Durant had flown 12 miles in 1 hour 47 minutes. He received a raft of accolades for his feat, including this resolution from the electors of the town of New Scotland:

“RESOLVED: That we view the late ascension of Charles F. Durant as one in which the curious and candid were equally pleased – as he passed majestically over some of our rocks and mountains – making a safe and welcome landing in Slingerland’s valley, one of the oldest settled places in the town.”

Here’s a description of the ascension from a young man named James that appeared in Parley’s Magazine on September 14th, 1833.

“I went with my brother to Mr. Meek’s garden last Thursday to see Mr. Durant and his balloon. The day was very pleasant, and the sky bright and clear. There were vast crowds of people assembled, and I could see several women and children on the tops of the houses, all looking out for the balloon. I was afraid some of them would tumble off. Several little balloons, with no one in them, were sent up first..The balloon was tied down to the ground by cords, and seemed to be trying to get away. At about five o’clock, Mr. Durant took his seat, in the car, as it is called. The people now began to shout, and hurrah, and crowd forward to get a sight of him.
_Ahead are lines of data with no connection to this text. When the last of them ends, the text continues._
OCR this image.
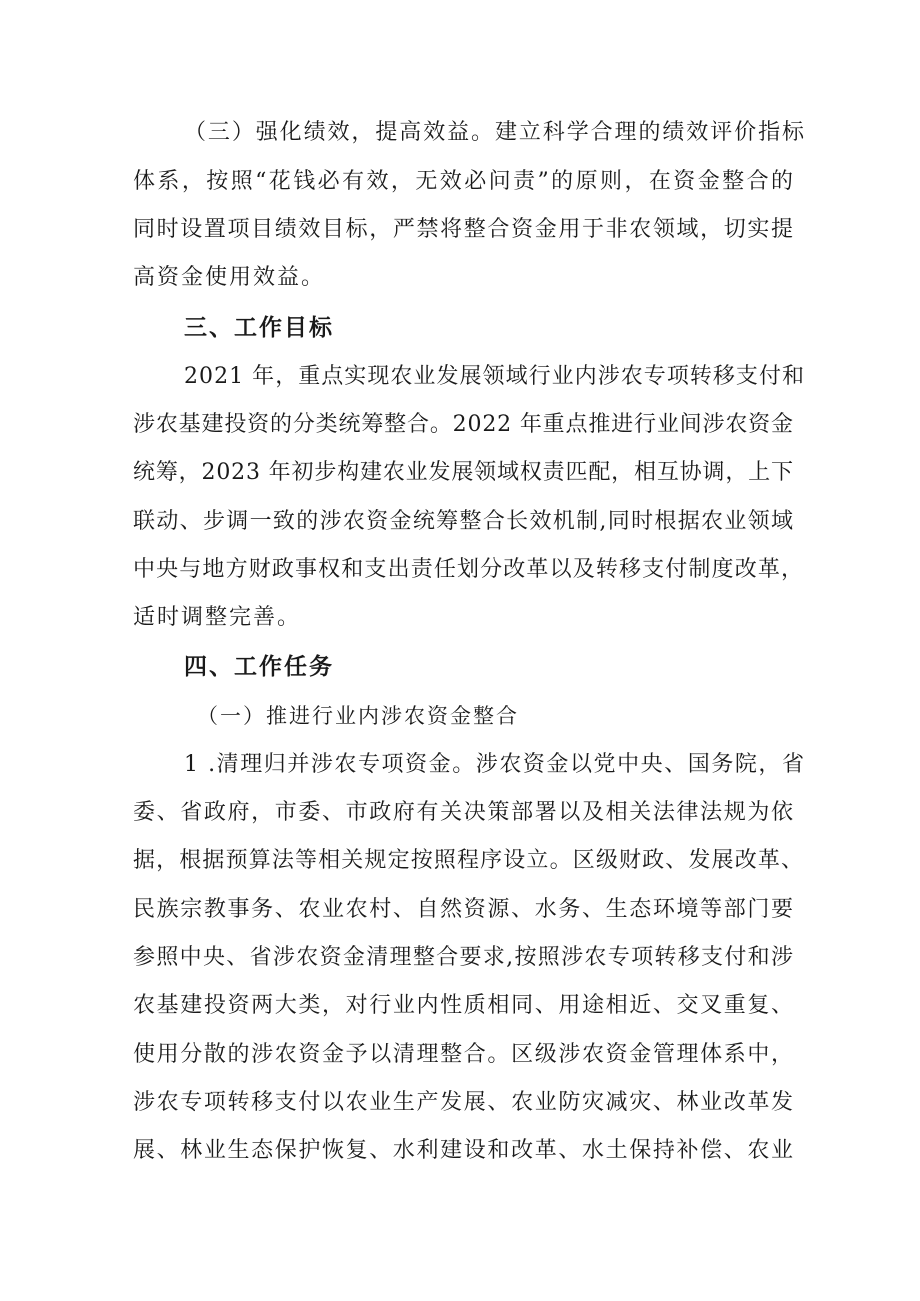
（三）强化绩效，提高效益。建立科学合理的绩效评价指标
体系，按照“花钱必有效，无效必问责”的原则，在资金整合的
同时设置项目绩效目标，严禁将整合资金用于非农领域，切实提
高资金使用效益。
三、工作目标
2021 年，重点实现农业发展领域行业内涉农专项转移支付和
涉农基建投资的分类统筹整合。2022 年重点推进行业间涉农资金
统筹，2023 年初步构建农业发展领域权责匹配，相互协调，上下
联动、步调一致的涉农资金统筹整合长效机制,同时根据农业领域
中央与地方财政事权和支出责任划分改革以及转移支付制度改革，
适时调整完善。
四、工作任务
（一）推进行业内涉农资金整合
1 .清理归并涉农专项资金。涉农资金以党中央、国务院，省
委、省政府，市委、市政府有关决策部署以及相关法律法规为依
据，根据预算法等相关规定按照程序设立。区级财政、发展改革、
民族宗教事务、农业农村、自然资源、水务、生态环境等部门要
参照中央、省涉农资金清理整合要求,按照涉农专项转移支付和涉
农基建投资两大类，对行业内性质相同、用途相近、交叉重复、
使用分散的涉农资金予以清理整合。区级涉农资金管理体系中，
涉农专项转移支付以农业生产发展、农业防灾减灾、林业改革发
展、林业生态保护恢复、水利建设和改革、水土保持补偿、农业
My brother placed me on his shoulders, so that I was as tall as any of them. At last the cords were cut, and my heart beat as if I were going up in the air myself. The people shouted, and I shouted, and everybody shouted. Mr. Durant waved a flag as he rose. The balloon rose up like a bird, and sailed away till it seemed like a speck. At last it flew out of sight; and, taking me down from his shoulders.”

On August 30, Mr. Durant packed up his gear and left Albany for New York.

“Ascensions” in Boston and Baltimore followed before Durant, heeding the pleadings of his wife, abandoned his aeronautical activities and dedicated himself to experiments with silk culture. During his ballooning years, he collected all the newspaper recountings of his exploits, plus his leaflets and logs. All are available for viewing at the New York Public Library.

*From “Charles F. Durant – Early American Aeronaut, Father of the Propaganda Leaflet” by Dr. Max Kronstein; The Airpost Journal, August, 1944.